Suleiman Abdullahi was recently an eyewitness to the birth of the world’s newest nation.

In early January, the 20-year-old Kenyan journalism student flew to Juba, Sudan, to cover the massive referendum responsible for the creation and upcoming independence of South Sudan. As Abdullahi wrote, he arrived in the prospective nation’s capital city with a travel visa, a press pass, a story budget, and a 48-hour window to interview, observe, and report upon “the history that was about to be made.”

By the end of his first day, he was under arrest.

Suleiman Abdullahi reported from Juba, Sudan for UPIU and UPI during the historic referendum responsible for creating South Sudan.

Abdullahi was part of a two-man student reporting crew hired by UPIU, a student journalism project run by the United Press International news service. UPIU is an emerging player in the college media and journalism education arenasIts website features a self-publishing platform for news stories and multimedia journalism projects posted by students around the globe.

The most standout aspect of UPIU: It does not just publish content by students; it provides classroom workshops, story editing, and one-on-one mentoring to help their pieces sing. The students who take advantage of its services undergo what UPIU senior mentor Krista Kapralos calls a “mini-internship experience.”

It currently partners with more than 30 schools in roughly a dozen countries, leading to a cluster of student-produced stories touching on things such as Kenyans and antibiotic resistance, Moroccans and Christianity, the Chinese and homosexuality, and Egyptians and a revolution. The UPIU motto: “Mentoring Student Journalists Worldwide.”

“We want to leverage UPI’s solid reputation to attract aspiring journalists and improve foreign coverage,” said UPIU Asia regional director Harumi Gondo. “I’ve not encountered another program that has such direct communication and relationships with journalism schools around the world.”

No contracts are signed. UPIU does not collect any revenue from the posted stories. Students retain ownership of their work and are free to submit elsewhere. In the meantime, their content is vetted by professionals and considered for pick-up by UPI. Since its creation in late 2008, more than 2,300 stories have been published on the site. More than 100– roughly 4 percent of all submissions– have been approved for placement on UPI.com.

I can personally vouch for its potential. I have incorporated UPIU into multiple sections of my news reporting classes at the University of Tampa to mostly positive results. The process is five-fold: 1) an introductory video chat with each class hosted by veteran journalist Kapralos, who oversees UPIU’s initiatives in Africa, Europe, and the Americas; 2) an optional video session in which students pitch story ideas; 3) a critique from a UPIU mentor on subsequent story drafts students post to the site; 4) a video chat round-up with Kapralos commenting on the quality of submissions overall; and 5) revisions by the students based on the feedback from Kapralos and, of course, their professor.
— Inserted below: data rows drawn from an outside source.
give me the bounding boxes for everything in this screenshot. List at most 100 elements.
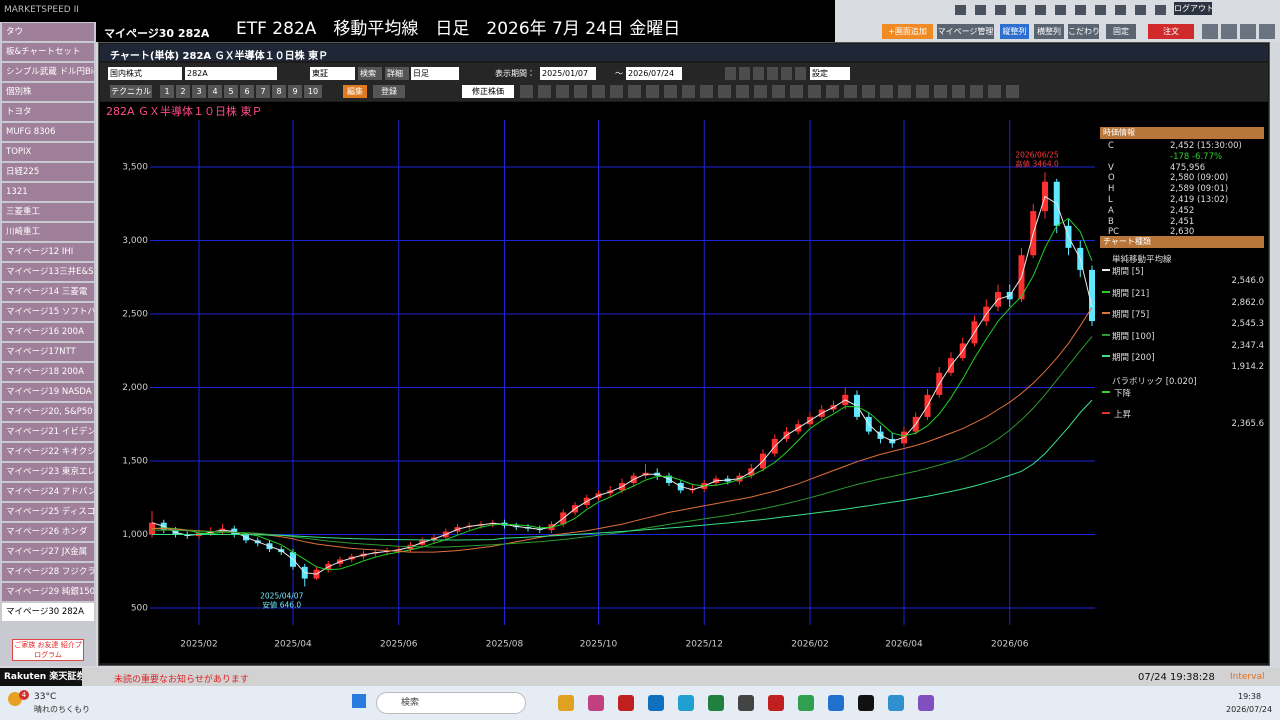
- chart-tool[interactable]: [753, 67, 764, 80]
- sidebar-item[interactable]: マイページ22 キオクシ: [2, 443, 94, 461]
- toolbar-field[interactable]: 東証: [310, 67, 355, 80]
- sidebar-item[interactable]: 日経225: [2, 163, 94, 181]
- drawing-tool[interactable]: [808, 85, 821, 98]
- toolbar-button[interactable]: 登録: [373, 85, 405, 98]
- drawing-tool[interactable]: [682, 85, 695, 98]
- toolbar-field[interactable]: 282A: [185, 67, 277, 80]
- sidebar-item[interactable]: マイページ19 NASDA: [2, 383, 94, 401]
- sidebar-item[interactable]: マイページ20, S&P50: [2, 403, 94, 421]
- sidebar-item[interactable]: マイページ27 JX金属: [2, 543, 94, 561]
- toolbar-field[interactable]: 詳細: [385, 67, 409, 80]
- taskbar-app[interactable]: [618, 695, 634, 711]
- sidebar-item[interactable]: TOPIX: [2, 143, 94, 161]
- taskbar-app[interactable]: [588, 695, 604, 711]
- sidebar-item[interactable]: マイページ21 イビデン: [2, 423, 94, 441]
- sidebar-item[interactable]: マイページ13三井E&S: [2, 263, 94, 281]
- sidebar-item[interactable]: マイページ24 アドバン: [2, 483, 94, 501]
- drawing-tool[interactable]: [988, 85, 1001, 98]
- toolbar-button[interactable]: 10: [304, 85, 322, 98]
- sidebar-item[interactable]: マイページ14 三菱電: [2, 283, 94, 301]
- window-button[interactable]: [1221, 24, 1237, 39]
- toolbar-icon[interactable]: [1055, 5, 1066, 15]
- toolbar-icon[interactable]: [975, 5, 986, 15]
- toolbar-icon[interactable]: [1095, 5, 1106, 15]
- sidebar-item[interactable]: マイページ28 フジクラ: [2, 563, 94, 581]
- drawing-tool[interactable]: [1006, 85, 1019, 98]
- toolbar-button[interactable]: 1: [160, 85, 174, 98]
- chart-tool[interactable]: [739, 67, 750, 80]
- toolbar-icon[interactable]: [1155, 5, 1166, 15]
- toolbar-field[interactable]: 国内株式: [108, 67, 182, 80]
- toolbar-button[interactable]: 7: [256, 85, 270, 98]
- toolbar-button[interactable]: 6: [240, 85, 254, 98]
- promo[interactable]: ご家族 お友達 紹介プログラム: [12, 639, 84, 661]
- toolbar-icon[interactable]: [1075, 5, 1086, 15]
- taskbar-app[interactable]: [918, 695, 934, 711]
- taskbar-app[interactable]: [768, 695, 784, 711]
- toolbar-button[interactable]: 固定: [1106, 24, 1136, 39]
- sidebar-item[interactable]: マイページ29 純銀150: [2, 583, 94, 601]
- toolbar-button[interactable]: 編集: [343, 85, 367, 98]
- sidebar-item[interactable]: マイページ26 ホンダ: [2, 523, 94, 541]
- drawing-tool[interactable]: [934, 85, 947, 98]
- drawing-tool[interactable]: [520, 85, 533, 98]
- sidebar-item[interactable]: マイページ18 200A: [2, 363, 94, 381]
- drawing-tool[interactable]: [700, 85, 713, 98]
- drawing-tool[interactable]: [754, 85, 767, 98]
- window-button[interactable]: [1202, 24, 1218, 39]
- sidebar-item[interactable]: 1321: [2, 183, 94, 201]
- drawing-tool[interactable]: [952, 85, 965, 98]
- drawing-tool[interactable]: [718, 85, 731, 98]
- drawing-tool[interactable]: [772, 85, 785, 98]
- drawing-tool[interactable]: [538, 85, 551, 98]
- toolbar-icon[interactable]: [955, 5, 966, 15]
- drawing-tool[interactable]: [862, 85, 875, 98]
- taskbar-app[interactable]: [828, 695, 844, 711]
- window-button[interactable]: [1259, 24, 1275, 39]
- toolbar-button[interactable]: 9: [288, 85, 302, 98]
- drawing-tool[interactable]: [970, 85, 983, 98]
- drawing-tool[interactable]: [880, 85, 893, 98]
- taskbar-app[interactable]: [648, 695, 664, 711]
- search-box[interactable]: 検索: [376, 692, 526, 714]
- toolbar-button[interactable]: 4: [208, 85, 222, 98]
- page-tab[interactable]: マイページ30 282A: [104, 27, 210, 40]
- sidebar-item[interactable]: マイページ16 200A: [2, 323, 94, 341]
- toolbar-button[interactable]: 注文: [1148, 24, 1194, 39]
- toolbar-field[interactable]: 2026/07/24: [626, 67, 682, 80]
- toolbar-button[interactable]: 8: [272, 85, 286, 98]
- start-button[interactable]: [352, 694, 366, 708]
- sidebar-item[interactable]: タウ: [2, 23, 94, 41]
- toolbar-button[interactable]: 3: [192, 85, 206, 98]
- drawing-tool[interactable]: [736, 85, 749, 98]
- taskbar-app[interactable]: [888, 695, 904, 711]
- drawing-tool[interactable]: [646, 85, 659, 98]
- drawing-tool[interactable]: [790, 85, 803, 98]
- sidebar-item[interactable]: マイページ17NTT: [2, 343, 94, 361]
- sidebar-item[interactable]: マイページ25 ディスコ: [2, 503, 94, 521]
- toolbar-button[interactable]: 5: [224, 85, 238, 98]
- chart-tool[interactable]: [767, 67, 778, 80]
- drawing-tool[interactable]: [826, 85, 839, 98]
- drawing-tool[interactable]: [556, 85, 569, 98]
- drawing-tool[interactable]: [898, 85, 911, 98]
- toolbar-button[interactable]: 横整列: [1034, 24, 1064, 39]
- sidebar-item[interactable]: 三菱重工: [2, 203, 94, 221]
- taskbar-app[interactable]: [708, 695, 724, 711]
- toolbar-field[interactable]: 検索: [358, 67, 382, 80]
- sidebar-item[interactable]: マイページ23 東京エレ: [2, 463, 94, 481]
- toolbar-button[interactable]: 縦整列: [1000, 24, 1029, 39]
- toolbar-button[interactable]: 2: [176, 85, 190, 98]
- notice[interactable]: 未読の重要なお知らせがあります: [114, 675, 249, 685]
- window-button[interactable]: [1240, 24, 1256, 39]
- sidebar-item[interactable]: 個別株: [2, 83, 94, 101]
- drawing-tool[interactable]: [916, 85, 929, 98]
- taskbar-app[interactable]: [558, 695, 574, 711]
- drawing-tool[interactable]: [592, 85, 605, 98]
- drawing-tool[interactable]: [574, 85, 587, 98]
- sidebar-item[interactable]: 川崎重工: [2, 223, 94, 241]
- toolbar-field[interactable]: 設定: [810, 67, 850, 80]
- drawing-tool[interactable]: [664, 85, 677, 98]
- sidebar-item[interactable]: マイページ12 IHI: [2, 243, 94, 261]
- chart-tool[interactable]: [795, 67, 806, 80]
Students’ involvement with UPIU ultimately helps underscore the lessons I am teaching them– if nothing else, the importance of a news hook, timeliness, editorial collaboration, and three-source minimums.

It also has served as the platform for award-winning work. In fall 2009, Michigan State University student Jeremy Blaney earned a Religion Newswriters Association honor for his reports on local Muslim issues that were published on UPIU and, soon after, UPI. The headline of one of his pieces, which touched on the intersection of Islam and technology was, “You’re a Muslim? There’s an App for That.”

“When you’re on our site, you’re not only seeing students practicing journalism,” Kapralos told a news-writing class during a recent video chat. “You’re also seeing a lot of really groundbreaking work. And you’re seeing it through a lens that you don’t always see through the New York Times or CNN.”